Diverse sono le pratiche di uccisione utilizzate dalla  accabadora: si dice che entrasse nella stanza del morente vestita di nero e con il volto coperto, togliesse dall'ambiente ogni tipo di manufatto riconducibile alla sfera del sacro e  procedesse alla sua eliminazione  tramite soffocamento con un cuscino. E’ così che l’”Accabadora” raccontata da Michela Murgia (Einaudi Numeri Primi), vincitrice del Premio Campiello 2010, pratica la “dolce morte” agli anziani di un piccolo villaggio sardo nel protrarsi della prima guerra mondiale.
La storia parte lenta, sonnecchiante, un po’ noiosa, talora di non facile comprensione, fra costumi, riti e curiosità culinarie  sarde.  Con il trascorrere della lettura la narrazione si fa però  avvincente, lievemente ansiogena e inquietante, se vogliamo a tinte fosche.

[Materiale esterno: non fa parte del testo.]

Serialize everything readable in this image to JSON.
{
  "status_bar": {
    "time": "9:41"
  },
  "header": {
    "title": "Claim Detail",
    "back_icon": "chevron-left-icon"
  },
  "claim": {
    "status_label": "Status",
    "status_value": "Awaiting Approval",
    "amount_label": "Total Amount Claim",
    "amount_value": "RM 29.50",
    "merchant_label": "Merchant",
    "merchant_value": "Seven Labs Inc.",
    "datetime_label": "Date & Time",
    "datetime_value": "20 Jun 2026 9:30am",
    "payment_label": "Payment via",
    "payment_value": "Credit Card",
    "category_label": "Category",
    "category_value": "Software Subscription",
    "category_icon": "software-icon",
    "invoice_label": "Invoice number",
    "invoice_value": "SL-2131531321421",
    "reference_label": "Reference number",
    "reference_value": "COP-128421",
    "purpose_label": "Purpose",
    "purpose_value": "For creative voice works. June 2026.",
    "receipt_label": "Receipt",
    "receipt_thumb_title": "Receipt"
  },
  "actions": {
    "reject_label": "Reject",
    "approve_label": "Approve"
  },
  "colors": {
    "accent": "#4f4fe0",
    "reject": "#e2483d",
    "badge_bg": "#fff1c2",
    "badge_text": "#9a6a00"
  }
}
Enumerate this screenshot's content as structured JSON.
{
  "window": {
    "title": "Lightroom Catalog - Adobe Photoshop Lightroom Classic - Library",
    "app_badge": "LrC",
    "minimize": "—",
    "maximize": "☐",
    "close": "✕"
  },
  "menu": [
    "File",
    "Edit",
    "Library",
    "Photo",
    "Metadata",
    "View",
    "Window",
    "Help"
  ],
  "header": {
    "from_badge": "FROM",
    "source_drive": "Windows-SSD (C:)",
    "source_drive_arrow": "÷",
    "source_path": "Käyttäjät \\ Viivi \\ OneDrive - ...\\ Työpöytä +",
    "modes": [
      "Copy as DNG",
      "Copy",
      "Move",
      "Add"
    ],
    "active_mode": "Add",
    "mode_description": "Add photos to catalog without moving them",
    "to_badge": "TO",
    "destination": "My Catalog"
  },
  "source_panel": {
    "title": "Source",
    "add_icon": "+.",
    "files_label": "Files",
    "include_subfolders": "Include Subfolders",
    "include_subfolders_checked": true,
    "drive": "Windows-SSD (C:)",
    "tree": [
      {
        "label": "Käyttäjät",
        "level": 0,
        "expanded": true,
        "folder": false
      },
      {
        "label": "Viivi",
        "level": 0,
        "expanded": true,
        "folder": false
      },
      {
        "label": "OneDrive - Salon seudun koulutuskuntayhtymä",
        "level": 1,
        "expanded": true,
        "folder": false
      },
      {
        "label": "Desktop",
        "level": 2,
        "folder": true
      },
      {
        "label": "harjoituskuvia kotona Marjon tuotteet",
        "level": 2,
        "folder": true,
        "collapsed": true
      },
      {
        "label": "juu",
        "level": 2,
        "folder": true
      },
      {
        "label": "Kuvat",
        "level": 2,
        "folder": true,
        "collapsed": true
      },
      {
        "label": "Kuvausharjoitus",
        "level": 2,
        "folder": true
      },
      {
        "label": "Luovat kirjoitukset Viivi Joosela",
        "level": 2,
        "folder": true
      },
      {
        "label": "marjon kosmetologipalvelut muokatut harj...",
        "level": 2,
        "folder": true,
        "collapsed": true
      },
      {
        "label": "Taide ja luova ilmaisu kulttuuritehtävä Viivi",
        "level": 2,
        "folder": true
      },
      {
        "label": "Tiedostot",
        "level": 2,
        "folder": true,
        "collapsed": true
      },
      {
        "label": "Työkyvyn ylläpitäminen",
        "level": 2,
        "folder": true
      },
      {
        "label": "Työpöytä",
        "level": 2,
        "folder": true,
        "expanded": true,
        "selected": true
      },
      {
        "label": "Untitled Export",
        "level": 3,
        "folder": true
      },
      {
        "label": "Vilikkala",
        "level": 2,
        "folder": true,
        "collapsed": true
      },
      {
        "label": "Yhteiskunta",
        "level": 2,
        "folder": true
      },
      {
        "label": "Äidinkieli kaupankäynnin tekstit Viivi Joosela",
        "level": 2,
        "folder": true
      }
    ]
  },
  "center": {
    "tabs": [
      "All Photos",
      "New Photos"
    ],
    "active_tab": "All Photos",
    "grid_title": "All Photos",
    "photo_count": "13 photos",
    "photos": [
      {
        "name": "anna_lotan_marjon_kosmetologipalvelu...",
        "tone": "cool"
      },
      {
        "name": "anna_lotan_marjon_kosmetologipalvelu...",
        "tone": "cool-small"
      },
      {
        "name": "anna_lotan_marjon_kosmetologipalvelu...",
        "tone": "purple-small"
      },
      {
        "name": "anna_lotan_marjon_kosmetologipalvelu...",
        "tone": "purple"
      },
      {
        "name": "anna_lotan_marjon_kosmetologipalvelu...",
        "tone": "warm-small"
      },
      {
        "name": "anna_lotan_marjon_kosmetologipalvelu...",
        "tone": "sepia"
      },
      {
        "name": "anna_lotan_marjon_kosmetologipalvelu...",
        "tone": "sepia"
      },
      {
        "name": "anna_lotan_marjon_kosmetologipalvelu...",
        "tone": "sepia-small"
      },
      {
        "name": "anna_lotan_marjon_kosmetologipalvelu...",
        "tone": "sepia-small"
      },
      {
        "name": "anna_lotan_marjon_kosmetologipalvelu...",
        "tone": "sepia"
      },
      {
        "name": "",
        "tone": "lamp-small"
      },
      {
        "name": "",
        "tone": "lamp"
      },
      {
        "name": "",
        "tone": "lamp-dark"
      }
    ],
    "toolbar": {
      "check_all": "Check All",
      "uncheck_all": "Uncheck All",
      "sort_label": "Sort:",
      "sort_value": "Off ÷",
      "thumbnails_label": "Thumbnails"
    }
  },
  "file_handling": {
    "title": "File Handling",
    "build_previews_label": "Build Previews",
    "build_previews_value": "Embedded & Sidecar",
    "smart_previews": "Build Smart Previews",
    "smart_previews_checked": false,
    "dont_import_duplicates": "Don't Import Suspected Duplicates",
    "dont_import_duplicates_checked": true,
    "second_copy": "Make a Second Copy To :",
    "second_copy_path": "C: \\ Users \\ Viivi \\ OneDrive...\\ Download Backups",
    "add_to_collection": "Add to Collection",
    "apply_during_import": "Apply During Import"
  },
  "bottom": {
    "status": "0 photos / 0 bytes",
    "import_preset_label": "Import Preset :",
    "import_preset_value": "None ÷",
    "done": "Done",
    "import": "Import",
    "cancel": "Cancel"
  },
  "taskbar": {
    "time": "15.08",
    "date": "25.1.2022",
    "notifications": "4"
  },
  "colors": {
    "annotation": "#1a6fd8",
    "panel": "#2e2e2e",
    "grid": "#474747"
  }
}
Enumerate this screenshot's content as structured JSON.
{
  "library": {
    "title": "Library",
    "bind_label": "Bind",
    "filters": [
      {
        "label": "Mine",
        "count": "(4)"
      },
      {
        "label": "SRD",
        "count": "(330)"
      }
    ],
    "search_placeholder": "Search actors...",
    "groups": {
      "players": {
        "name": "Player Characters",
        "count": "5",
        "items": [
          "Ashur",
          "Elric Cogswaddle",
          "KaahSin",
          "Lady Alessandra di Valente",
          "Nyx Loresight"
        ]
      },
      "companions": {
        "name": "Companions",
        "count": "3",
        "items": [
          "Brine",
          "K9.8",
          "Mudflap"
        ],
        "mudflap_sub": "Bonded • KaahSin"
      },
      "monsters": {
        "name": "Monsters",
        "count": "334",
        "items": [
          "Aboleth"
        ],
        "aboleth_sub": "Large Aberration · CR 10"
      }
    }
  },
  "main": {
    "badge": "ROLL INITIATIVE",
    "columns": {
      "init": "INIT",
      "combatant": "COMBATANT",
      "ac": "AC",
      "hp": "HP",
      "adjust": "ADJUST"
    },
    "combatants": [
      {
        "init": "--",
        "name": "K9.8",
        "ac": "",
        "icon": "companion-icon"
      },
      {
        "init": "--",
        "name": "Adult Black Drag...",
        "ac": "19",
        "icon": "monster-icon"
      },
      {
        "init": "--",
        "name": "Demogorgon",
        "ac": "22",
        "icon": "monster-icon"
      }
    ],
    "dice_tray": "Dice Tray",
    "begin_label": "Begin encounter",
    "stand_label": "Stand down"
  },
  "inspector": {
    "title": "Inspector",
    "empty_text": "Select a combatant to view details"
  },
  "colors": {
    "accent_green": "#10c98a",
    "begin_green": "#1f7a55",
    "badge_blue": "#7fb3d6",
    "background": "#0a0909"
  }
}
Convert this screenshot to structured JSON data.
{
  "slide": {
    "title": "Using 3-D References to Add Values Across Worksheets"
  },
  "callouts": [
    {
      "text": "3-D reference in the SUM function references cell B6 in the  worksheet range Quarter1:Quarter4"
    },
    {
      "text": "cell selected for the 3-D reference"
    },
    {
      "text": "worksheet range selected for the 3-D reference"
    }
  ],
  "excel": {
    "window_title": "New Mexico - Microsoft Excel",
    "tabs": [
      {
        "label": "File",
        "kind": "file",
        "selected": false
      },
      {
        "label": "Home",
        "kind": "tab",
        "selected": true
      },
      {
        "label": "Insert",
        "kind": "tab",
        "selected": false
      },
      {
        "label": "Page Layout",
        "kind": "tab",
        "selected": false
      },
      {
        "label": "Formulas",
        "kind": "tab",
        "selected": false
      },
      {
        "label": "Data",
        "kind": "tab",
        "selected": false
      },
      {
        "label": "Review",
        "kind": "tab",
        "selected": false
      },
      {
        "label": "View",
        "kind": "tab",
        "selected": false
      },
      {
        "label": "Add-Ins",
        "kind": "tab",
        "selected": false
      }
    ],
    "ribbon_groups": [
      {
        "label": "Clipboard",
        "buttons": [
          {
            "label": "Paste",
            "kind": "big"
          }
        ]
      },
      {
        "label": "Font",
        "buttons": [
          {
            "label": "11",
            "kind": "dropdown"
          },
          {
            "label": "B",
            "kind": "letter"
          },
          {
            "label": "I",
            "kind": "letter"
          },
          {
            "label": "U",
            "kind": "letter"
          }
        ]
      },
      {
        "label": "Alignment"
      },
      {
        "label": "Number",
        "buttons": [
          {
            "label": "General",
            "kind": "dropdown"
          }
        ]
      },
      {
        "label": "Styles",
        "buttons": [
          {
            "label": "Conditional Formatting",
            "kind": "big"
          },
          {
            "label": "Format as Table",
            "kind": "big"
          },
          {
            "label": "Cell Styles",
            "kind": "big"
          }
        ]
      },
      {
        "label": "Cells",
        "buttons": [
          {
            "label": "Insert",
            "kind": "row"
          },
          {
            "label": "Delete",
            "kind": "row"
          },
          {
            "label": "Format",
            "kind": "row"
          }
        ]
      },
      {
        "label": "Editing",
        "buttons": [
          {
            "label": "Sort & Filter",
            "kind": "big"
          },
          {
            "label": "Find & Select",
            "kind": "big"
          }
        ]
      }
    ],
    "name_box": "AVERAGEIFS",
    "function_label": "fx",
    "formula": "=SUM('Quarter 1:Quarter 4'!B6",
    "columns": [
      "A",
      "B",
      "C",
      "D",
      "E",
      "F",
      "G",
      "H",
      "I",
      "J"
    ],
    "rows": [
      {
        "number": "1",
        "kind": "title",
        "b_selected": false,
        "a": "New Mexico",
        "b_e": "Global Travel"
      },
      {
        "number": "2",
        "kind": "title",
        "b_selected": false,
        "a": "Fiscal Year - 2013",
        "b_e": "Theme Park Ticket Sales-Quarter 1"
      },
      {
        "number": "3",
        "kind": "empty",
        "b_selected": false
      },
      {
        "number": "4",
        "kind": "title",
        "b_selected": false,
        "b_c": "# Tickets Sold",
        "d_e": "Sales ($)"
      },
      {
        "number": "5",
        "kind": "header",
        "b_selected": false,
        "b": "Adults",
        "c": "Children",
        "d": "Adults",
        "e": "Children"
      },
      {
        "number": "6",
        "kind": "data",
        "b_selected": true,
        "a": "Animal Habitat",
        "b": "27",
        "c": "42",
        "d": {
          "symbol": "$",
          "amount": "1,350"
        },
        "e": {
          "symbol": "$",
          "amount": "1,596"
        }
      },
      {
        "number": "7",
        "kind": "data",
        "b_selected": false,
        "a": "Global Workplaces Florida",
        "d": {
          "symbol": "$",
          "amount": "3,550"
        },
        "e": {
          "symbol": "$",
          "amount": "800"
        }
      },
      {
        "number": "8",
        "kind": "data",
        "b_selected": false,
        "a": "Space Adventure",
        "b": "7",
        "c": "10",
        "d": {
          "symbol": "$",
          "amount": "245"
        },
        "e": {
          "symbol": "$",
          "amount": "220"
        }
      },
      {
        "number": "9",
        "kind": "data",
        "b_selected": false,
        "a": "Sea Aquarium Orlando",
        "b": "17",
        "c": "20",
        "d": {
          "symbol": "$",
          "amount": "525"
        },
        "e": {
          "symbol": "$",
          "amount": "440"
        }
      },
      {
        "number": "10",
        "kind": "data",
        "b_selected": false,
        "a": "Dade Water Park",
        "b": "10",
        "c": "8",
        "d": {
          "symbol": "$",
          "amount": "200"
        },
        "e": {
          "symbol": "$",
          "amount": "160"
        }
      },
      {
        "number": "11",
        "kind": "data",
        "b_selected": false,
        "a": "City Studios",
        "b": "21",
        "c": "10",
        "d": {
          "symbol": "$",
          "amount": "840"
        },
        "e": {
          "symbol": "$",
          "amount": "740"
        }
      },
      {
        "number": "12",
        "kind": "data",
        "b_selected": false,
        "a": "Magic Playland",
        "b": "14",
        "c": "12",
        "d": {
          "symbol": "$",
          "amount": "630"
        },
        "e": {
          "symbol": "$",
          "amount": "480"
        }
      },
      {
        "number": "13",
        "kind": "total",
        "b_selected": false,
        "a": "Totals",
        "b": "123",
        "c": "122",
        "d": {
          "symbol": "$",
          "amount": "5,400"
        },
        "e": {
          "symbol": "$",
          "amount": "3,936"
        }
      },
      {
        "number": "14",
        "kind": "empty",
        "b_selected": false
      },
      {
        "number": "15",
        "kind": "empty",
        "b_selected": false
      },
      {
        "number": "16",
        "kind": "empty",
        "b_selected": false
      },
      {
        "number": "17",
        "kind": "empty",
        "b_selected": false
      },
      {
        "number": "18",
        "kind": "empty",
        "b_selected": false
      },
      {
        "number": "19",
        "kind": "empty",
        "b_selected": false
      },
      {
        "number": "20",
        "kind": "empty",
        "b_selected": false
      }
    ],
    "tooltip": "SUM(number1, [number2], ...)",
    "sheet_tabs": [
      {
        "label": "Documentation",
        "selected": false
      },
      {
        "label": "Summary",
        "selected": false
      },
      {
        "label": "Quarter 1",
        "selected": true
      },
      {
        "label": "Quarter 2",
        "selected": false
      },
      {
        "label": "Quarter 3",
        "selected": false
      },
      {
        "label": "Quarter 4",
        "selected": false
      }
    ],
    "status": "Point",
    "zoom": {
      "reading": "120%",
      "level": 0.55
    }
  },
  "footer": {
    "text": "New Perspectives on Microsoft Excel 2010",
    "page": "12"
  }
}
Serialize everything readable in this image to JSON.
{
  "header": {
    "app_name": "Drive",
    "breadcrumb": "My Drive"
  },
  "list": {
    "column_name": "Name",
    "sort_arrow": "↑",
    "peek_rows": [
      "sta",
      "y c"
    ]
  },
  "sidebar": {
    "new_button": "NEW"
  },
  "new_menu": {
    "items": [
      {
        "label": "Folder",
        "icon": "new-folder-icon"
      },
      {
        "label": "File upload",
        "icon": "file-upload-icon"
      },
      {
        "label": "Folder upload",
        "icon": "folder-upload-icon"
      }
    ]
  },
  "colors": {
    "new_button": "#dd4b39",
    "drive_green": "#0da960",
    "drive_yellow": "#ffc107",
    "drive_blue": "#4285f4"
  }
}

Due sono le protagoniste: Tzia Bonaria, sarta ma, alle bisogna,  accabadora,  e Maria, la di lei fill’e anima, antico istituto giuridico  sardo che consentiva ad una famiglia povera di dare in una sorta di adozione  o affidamento un figlio ad una persona, anche sola, ma in agiate condizioni economiche.
Tzia Bonaria prende con sé Maria, crescendola dall’ età di otto anni ai dodici come una figlia, finché quest’ultima scopre il secondo vero mestiere della “madre”, al momento in cui viene praticato su un ragazzo che, nel compimento di una azione vandalica incendiaria, era stato attinto ad una gamba da una pallottola, arto che gli sarà amputato una volta divenuto putrescente.
Maria fuggirà nel  continente ove farà la bambinaia a Torino a due ragazzi, una bambina e un adolescente, che porta con sé  un segreto. Del tragico  mistero ne sarà partecipe Maria e tale conoscenza muterà il rapporto fra i due, non più di tata e fanciullo. La ragazza tornerà, cacciata dall’ alcova, nell’ Isola, dove troverà la madre adottiva devastata da un ictus…… e ciò che aveva giurato che mai avrebbe fatto, sarà compiuto!